Conflict Prevention and Assertiveness
Another dimension of developing good communication and people skills is knowing how to be assertive without being aggressive. According to Bolton, there remains an important distinction between the “receiving aspect” and the “active aspect” of assertiveness. “We can stand our ground yet not be aggressive,” writes Butler-Bowdon. The key between an assertive response and an aggressive response lies in how the message is communicated.
What’s more, both Butler-Bowdon and Bolton make a critical distinction regarding conflict prevention in discourse: it’s important to focus on each party’s needs rather than on solutions. At first glance, this may seem strange, but, according to Bolton, seeing situations in terms of needs rather than solutions may provide opportunities to reach multiple solutions while meeting everyone’s needs. In other words, “we want situations where everyone wins.”
Throughout the decades, Bolton’s book has continued to influence mental health practitioners and the general public. It appears that an interest in developing “people skills” remains strong.
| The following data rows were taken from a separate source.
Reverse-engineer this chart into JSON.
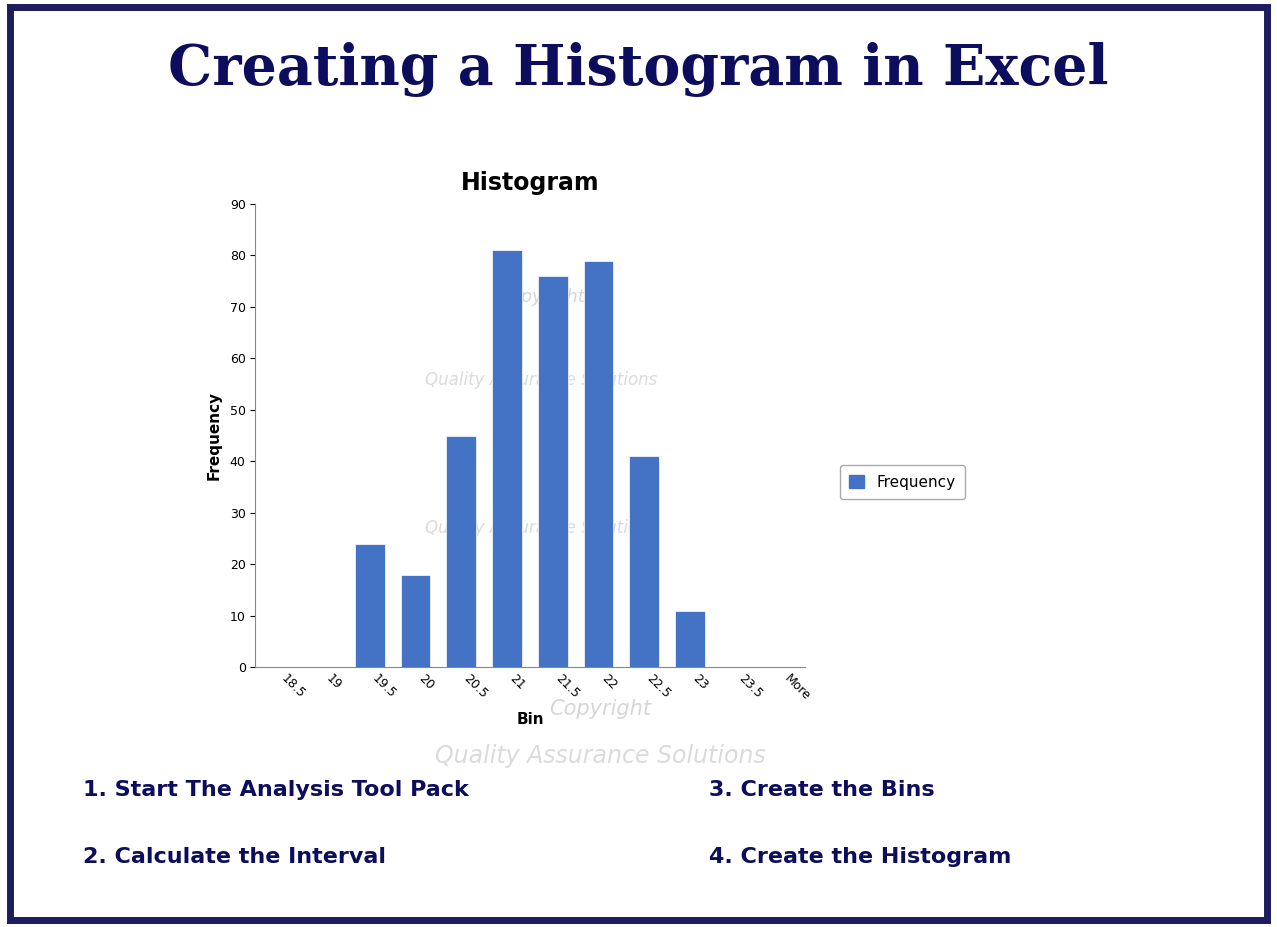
{
  "title": "Creating a Histogram in Excel",
  "chart_title": "Histogram",
  "xlabel": "Bin",
  "ylabel": "Frequency",
  "bins": [
    "18.5",
    "19",
    "19.5",
    "20",
    "20.5",
    "21",
    "21.5",
    "22",
    "22.5",
    "23",
    "23.5",
    "More"
  ],
  "frequencies": [
    0,
    0,
    24,
    18,
    45,
    81,
    76,
    79,
    41,
    11,
    0,
    0
  ],
  "bar_color": "#4472C4",
  "ylim": [
    0,
    90
  ],
  "yticks": [
    0,
    10,
    20,
    30,
    40,
    50,
    60,
    70,
    80,
    90
  ],
  "legend_label": "Frequency",
  "bg_color": "#FFFFFF",
  "border_color": "#1C1C5E",
  "step1": "1. Start The Analysis Tool Pack",
  "step2": "2. Calculate the Interval",
  "step3": "3. Create the Bins",
  "step4": "4. Create the Histogram",
  "title_color": "#0D0D5E",
  "steps_color": "#0D0D5E"
}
His original book, “People Skills: How to Assert Yourself, Listen to Others, and Resolve Conflicts,” Butler-Bowdon argues, “. . . rests on a strong intellectual foundation, referencing ideas from the likes of Carl Rogers, Sigmund Freud and Karen Horney.”
More importantly, however, because so many professional and social and romantic situations stand or fall on good communication, it remains vital to learn skills that will only enhance successful relationships. Make no mistake: saying “I’m not a ‘people person’,” is not persuasive according to the Boltonian approach. Rather, these skills are learnable: they take time and practice to master, but, once learned, they remain powerful tools that can be used in many contexts.
Good communicators are not born. They are made.